If Wilma died, who would take care of me? I wanted to die too.

Then one of the policemen looked up from the phone. “One of our boys just found her—at the edge of the park!” My parents rushed out. There at the 125
th
Street police station was little Sonya, perched on the sergeant’s desk, quietly licking an ice cream cone.

At home the distraught Wilma rocked Sonya in her arms and bathed her with grateful tears. Father went back to his studio, and Mom went back to her meetings. And I had Wilma back again.

Mother loved us, and expressed that love through her determination to improve us, but she was
busy.
The winds of social change blowing through the middle Teens bestirred her wavy blonde hair. A suffragist since before I was born, an active member of the Godmothers’ League for unwed mothers, she continued to support the socialism-tinged Educational Alliance. When Emile Coué, the French psychotherapist, was all the rage, we had to recite at bedtime, “Every day in every way I’m getting better and better…” Night after night I slipped off to sleep drugged in self-improvement. No doubt about it, Adeline Jaffe Schulberg, our frail little flower of the East Side ghetto, the would-be librarian, was reaching up for every intellectual branch she could close her little hands around. She attended lectures the way the masses who were gradually making us rich lined up for their moving-picture shows.
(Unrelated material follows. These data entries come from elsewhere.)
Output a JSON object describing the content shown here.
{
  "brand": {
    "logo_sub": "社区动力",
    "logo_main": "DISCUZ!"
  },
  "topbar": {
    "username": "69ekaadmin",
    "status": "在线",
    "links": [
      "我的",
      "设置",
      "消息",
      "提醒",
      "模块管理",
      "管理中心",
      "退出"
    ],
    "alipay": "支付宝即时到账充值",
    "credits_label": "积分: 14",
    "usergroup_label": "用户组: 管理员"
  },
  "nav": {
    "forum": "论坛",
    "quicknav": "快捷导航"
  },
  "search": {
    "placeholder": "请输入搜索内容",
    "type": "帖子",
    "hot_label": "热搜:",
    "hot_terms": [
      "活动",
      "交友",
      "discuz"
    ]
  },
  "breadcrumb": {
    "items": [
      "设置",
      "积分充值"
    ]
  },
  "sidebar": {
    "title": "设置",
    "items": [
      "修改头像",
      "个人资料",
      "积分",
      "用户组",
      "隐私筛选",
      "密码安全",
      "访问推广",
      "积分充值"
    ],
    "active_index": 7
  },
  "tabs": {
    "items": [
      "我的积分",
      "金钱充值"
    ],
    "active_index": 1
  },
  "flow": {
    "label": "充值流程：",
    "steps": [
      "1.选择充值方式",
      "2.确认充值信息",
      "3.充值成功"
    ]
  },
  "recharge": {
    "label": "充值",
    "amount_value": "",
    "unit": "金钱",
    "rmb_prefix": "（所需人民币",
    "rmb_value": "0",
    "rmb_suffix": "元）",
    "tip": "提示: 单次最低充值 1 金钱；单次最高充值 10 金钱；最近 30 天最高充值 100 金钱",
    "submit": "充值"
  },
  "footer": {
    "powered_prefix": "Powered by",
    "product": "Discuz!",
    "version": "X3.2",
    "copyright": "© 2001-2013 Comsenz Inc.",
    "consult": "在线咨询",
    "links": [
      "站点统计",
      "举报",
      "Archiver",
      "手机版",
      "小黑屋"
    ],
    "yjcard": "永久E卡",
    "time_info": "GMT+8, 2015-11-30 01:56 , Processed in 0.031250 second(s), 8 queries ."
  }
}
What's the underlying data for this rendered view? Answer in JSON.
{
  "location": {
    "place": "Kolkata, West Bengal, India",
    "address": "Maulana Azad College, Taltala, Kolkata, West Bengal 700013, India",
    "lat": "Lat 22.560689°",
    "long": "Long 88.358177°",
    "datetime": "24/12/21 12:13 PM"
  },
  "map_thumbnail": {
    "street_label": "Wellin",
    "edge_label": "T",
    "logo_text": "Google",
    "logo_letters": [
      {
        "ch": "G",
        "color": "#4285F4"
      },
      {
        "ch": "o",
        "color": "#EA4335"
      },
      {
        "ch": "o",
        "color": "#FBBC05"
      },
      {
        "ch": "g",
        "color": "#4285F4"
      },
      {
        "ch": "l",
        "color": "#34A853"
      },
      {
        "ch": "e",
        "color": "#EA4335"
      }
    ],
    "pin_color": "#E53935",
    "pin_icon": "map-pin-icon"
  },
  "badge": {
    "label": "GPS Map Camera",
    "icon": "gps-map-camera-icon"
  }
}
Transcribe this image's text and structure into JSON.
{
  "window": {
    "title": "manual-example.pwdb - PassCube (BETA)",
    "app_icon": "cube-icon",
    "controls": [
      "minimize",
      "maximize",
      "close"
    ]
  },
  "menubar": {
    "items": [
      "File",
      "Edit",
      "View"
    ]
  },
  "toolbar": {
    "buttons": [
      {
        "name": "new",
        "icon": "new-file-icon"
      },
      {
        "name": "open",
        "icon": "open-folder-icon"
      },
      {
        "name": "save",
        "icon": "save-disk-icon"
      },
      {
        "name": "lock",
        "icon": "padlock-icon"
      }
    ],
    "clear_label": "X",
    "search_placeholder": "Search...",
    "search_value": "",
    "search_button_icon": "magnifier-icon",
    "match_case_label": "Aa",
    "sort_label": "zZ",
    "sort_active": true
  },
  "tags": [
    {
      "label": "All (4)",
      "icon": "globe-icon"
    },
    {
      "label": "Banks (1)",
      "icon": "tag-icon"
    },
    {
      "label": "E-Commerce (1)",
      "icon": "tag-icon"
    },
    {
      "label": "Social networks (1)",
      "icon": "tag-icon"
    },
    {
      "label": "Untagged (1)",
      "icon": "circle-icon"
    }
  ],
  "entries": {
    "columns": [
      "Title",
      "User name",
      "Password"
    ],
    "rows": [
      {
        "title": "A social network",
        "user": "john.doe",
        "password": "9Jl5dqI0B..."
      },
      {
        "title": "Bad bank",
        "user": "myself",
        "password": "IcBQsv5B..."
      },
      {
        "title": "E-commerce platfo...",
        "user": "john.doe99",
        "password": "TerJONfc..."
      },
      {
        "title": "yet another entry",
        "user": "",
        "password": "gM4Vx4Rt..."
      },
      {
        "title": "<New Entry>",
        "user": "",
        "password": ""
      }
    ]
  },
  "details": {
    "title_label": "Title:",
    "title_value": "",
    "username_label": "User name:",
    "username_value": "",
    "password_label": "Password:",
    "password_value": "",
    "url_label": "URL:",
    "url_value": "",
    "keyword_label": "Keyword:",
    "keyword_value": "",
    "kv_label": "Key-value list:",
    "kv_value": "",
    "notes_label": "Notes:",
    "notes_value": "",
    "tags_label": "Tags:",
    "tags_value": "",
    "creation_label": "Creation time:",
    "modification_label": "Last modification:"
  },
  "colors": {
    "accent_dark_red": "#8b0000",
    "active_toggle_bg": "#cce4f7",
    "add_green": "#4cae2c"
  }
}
With Wilma as our full-time nurse and companion, we naturally came to depend on her emotionally. Mothers and fathers were for getting presents from and saying goodnight to. It was through Wilma that I learned, inadvertently, that there was something difficult in having a dark skin in a white world.

I saw very little of my father—as publicity director of Famous Players he was out most nights, dining and drinking with movie stars and directors and visiting firemen—and I suppose I was trying to ingratiate myself with him so he would take more notice of me. I asked him if I could pour the cream into his morning coffee. He had been out late with his company cronies, Al Lichtman, Al Kaufman, and Frank Meyer, the studio manager—they called themselves “The Four Hoarsemen” because in their cramped offices at the studio on 26
th
Street they had to
shout their business to each other over the din of the Model T’s and the heavy clop-clopping of the horses pulling delivery wagons. Anyway, B.P. had been a little late in rising and he was in a hurry to get to the day’s work. Picturemaking was a passion with him, and Mary Pickford was finishing one of the films he had written. I wasn’t interested in Mary Pickford, nor was I aware that her phenomenal success was helping him to pay for this airy apartment. My personal star was Wilma, and as I poured the cream into his coffee, I said, “L-l-look, D-Daddy, I’m m-making a Wilma c-color.”

My father glanced nervously at Wilma, who was beginning to clear the table. He had exceptionally pale skin, almost porcelain in quality, his fine features and his sandy hair and his high white collar all seeming to blend together. I thought of my mother as pale pink, with faint roses glowing from her cheeks and a pretty mouth that was much redder than the rest of her. Wilma was the only person I had ever seen who looked like rich cream stirred into black coffee. My father turned back from Wilma and his voice was scolding. “Buddy, I want you to remember this. You must never,
never
mention Wilma’s color again. We are all very fond of Wilma. She’s become like a member of the family. It isn’t nice to talk about people’s color.” This was half a century before “Black Is Beautiful.” It was back in the know-nothing days of “Black Is Invisible,” or “Black Is Unmentionable.”